Я помню своего дедушку высоким, сухощавым, с чапаевскими усами, а теперь он сутулый, мешковатый, и глаза у него выцветшие, будто водой их разбавили.

— Как доехали? — Он улыбается робко, точно извиняется.

— Хорошо, отлично, — говорю я громко. С дедушкой мне хочется говорить громко.

Он встает и улыбается. Я стою между дедом и его правнучкой и не знаю, что делать и говорить. Если бы мама была, она бы живо все привела в движение, каждого бы расшевелила.

— Вы надолго? — спрашивает дедушка, продолжая стоять.

— Садитесь, дедушка, — говорю я, — меня на три дня отпустили, дедушка.

Мы пьем чай. Аленушка уже освоилась и забралась ко мне на колени.

Я смотрю на дедушку и вспоминаю его за работой. Он много поработал на своем веку. Косил, молотил хлеб, рыл землю… У него и сейчас ладони не распрямляются, так привыкли к лопате, к лому.
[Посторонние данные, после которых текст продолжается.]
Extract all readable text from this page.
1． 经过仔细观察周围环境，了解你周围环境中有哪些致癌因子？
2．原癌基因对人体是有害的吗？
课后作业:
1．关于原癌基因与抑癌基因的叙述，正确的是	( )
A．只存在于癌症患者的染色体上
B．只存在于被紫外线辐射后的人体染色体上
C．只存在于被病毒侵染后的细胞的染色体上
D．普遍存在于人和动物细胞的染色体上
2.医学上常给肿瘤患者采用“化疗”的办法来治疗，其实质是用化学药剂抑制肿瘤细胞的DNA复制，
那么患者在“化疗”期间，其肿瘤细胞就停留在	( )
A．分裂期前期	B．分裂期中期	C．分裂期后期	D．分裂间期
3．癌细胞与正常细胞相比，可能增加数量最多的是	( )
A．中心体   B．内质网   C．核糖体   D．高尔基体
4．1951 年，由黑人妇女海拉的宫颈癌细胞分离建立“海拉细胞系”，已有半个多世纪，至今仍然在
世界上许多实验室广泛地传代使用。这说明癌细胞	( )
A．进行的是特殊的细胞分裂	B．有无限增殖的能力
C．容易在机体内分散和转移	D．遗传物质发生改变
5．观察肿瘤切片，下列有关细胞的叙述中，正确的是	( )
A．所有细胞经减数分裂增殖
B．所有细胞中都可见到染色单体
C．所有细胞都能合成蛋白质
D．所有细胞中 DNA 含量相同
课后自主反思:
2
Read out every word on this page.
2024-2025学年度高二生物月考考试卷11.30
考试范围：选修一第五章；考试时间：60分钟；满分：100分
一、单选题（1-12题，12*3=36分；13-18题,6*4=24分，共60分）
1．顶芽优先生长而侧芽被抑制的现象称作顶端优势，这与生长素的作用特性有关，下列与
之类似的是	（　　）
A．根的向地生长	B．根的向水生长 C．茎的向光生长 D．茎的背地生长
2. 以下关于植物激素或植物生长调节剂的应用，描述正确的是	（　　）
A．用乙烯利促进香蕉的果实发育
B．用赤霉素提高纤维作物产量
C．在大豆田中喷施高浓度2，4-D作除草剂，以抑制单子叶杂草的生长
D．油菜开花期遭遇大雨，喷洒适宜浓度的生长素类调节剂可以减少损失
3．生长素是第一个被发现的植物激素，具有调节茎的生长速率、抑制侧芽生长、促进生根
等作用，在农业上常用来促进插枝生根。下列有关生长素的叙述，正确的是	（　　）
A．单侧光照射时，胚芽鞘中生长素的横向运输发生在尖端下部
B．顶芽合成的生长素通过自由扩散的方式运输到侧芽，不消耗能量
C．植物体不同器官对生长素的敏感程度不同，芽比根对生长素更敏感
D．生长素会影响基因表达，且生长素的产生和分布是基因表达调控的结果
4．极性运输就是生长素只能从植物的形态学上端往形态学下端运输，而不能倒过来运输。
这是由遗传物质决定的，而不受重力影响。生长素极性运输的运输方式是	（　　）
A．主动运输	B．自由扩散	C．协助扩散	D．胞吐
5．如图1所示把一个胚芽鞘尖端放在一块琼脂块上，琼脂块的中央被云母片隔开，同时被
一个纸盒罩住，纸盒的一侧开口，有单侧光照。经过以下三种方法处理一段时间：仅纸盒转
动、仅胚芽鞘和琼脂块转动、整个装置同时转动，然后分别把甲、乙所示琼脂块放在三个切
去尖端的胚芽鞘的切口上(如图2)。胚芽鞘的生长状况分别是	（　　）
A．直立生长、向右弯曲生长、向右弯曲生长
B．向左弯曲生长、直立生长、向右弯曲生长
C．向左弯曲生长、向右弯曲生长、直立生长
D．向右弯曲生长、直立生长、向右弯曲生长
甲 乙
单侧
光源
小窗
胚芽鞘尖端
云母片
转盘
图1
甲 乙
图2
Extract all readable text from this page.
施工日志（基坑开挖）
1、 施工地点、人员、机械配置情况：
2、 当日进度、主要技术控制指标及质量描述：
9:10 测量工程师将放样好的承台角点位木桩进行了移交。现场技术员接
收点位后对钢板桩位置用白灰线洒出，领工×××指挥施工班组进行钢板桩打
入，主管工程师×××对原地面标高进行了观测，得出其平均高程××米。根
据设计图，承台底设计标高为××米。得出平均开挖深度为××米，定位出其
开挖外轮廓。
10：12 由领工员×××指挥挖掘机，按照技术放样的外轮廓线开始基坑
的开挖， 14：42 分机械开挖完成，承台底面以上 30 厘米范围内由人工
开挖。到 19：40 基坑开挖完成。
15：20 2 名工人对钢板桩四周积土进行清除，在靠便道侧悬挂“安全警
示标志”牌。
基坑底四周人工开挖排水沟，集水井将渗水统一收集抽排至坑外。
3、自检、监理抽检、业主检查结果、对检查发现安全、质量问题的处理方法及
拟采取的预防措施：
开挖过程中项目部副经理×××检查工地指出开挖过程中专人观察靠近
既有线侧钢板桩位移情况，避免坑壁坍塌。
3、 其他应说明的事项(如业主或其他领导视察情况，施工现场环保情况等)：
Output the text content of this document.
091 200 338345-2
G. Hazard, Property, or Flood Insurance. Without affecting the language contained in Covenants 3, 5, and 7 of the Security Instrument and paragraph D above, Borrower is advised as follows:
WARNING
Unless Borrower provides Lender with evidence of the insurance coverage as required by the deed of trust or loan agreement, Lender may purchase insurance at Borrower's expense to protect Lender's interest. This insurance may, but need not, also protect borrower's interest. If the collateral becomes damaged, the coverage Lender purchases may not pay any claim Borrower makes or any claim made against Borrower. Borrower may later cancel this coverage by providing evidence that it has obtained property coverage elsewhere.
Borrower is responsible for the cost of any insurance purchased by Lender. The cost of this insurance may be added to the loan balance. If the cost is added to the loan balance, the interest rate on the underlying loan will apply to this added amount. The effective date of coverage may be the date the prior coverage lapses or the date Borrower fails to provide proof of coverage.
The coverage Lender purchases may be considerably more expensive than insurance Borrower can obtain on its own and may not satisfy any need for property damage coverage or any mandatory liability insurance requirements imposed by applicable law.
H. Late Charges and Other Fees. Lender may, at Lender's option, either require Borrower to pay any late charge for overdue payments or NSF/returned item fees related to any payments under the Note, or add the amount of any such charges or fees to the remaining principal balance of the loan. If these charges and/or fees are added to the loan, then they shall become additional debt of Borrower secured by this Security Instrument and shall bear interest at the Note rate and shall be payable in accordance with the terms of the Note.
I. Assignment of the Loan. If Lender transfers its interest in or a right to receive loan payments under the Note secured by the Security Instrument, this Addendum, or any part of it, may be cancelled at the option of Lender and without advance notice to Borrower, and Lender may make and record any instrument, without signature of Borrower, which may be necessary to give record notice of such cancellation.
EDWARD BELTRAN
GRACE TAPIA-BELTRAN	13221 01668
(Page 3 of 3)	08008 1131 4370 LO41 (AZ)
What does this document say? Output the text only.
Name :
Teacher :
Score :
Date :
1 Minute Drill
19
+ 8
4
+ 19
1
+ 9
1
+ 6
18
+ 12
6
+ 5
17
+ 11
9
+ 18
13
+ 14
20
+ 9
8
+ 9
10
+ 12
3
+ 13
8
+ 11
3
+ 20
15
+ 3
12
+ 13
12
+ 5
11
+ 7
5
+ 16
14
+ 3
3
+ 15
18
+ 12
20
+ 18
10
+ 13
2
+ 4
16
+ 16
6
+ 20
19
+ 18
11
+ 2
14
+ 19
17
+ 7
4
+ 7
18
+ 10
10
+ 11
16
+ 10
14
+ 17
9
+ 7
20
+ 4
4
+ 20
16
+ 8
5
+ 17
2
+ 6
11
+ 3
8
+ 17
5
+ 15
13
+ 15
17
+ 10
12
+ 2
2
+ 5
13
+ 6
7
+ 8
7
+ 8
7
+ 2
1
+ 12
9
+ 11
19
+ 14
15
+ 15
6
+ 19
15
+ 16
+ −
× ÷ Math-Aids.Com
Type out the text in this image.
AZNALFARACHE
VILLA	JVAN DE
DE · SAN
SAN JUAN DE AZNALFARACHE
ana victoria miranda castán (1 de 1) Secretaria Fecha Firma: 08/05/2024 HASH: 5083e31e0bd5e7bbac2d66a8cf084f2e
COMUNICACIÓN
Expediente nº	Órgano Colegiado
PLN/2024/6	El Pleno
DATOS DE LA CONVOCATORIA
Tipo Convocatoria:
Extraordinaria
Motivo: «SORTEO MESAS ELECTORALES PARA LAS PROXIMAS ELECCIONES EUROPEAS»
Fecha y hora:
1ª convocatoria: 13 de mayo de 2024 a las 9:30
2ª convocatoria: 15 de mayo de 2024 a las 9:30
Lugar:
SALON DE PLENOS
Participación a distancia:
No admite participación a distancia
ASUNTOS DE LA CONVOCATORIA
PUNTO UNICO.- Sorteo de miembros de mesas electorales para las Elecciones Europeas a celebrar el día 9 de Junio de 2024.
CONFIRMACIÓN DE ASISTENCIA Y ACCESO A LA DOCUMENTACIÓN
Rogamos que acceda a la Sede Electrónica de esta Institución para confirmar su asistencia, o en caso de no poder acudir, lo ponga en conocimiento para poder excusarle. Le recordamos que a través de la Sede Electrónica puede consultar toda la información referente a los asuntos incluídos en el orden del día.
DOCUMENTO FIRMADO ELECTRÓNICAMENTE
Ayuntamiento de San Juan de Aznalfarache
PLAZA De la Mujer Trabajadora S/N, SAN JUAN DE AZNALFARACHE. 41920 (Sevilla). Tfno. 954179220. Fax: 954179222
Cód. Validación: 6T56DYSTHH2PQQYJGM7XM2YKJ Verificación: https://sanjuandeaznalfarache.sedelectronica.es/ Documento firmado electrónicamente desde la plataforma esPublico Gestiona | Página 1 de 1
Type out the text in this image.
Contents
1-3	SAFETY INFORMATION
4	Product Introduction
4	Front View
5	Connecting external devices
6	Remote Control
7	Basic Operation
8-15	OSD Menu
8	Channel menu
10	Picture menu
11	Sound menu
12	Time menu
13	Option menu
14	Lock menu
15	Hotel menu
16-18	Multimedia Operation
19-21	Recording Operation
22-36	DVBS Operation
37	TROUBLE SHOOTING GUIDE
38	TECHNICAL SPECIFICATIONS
После чая я мою посуду, а дедушка достает тонкую ученическую тетрадку, долго ищет карандаш, долго надевает очки.

Мы с Аленушкой идем в магазин. У калитки меня хлопает по плечу чья-то могучая рука. Оглядываюсь — Толька. Ну и верзила! Все лицо забрызгано веснушками, чайного цвета глаза смеются.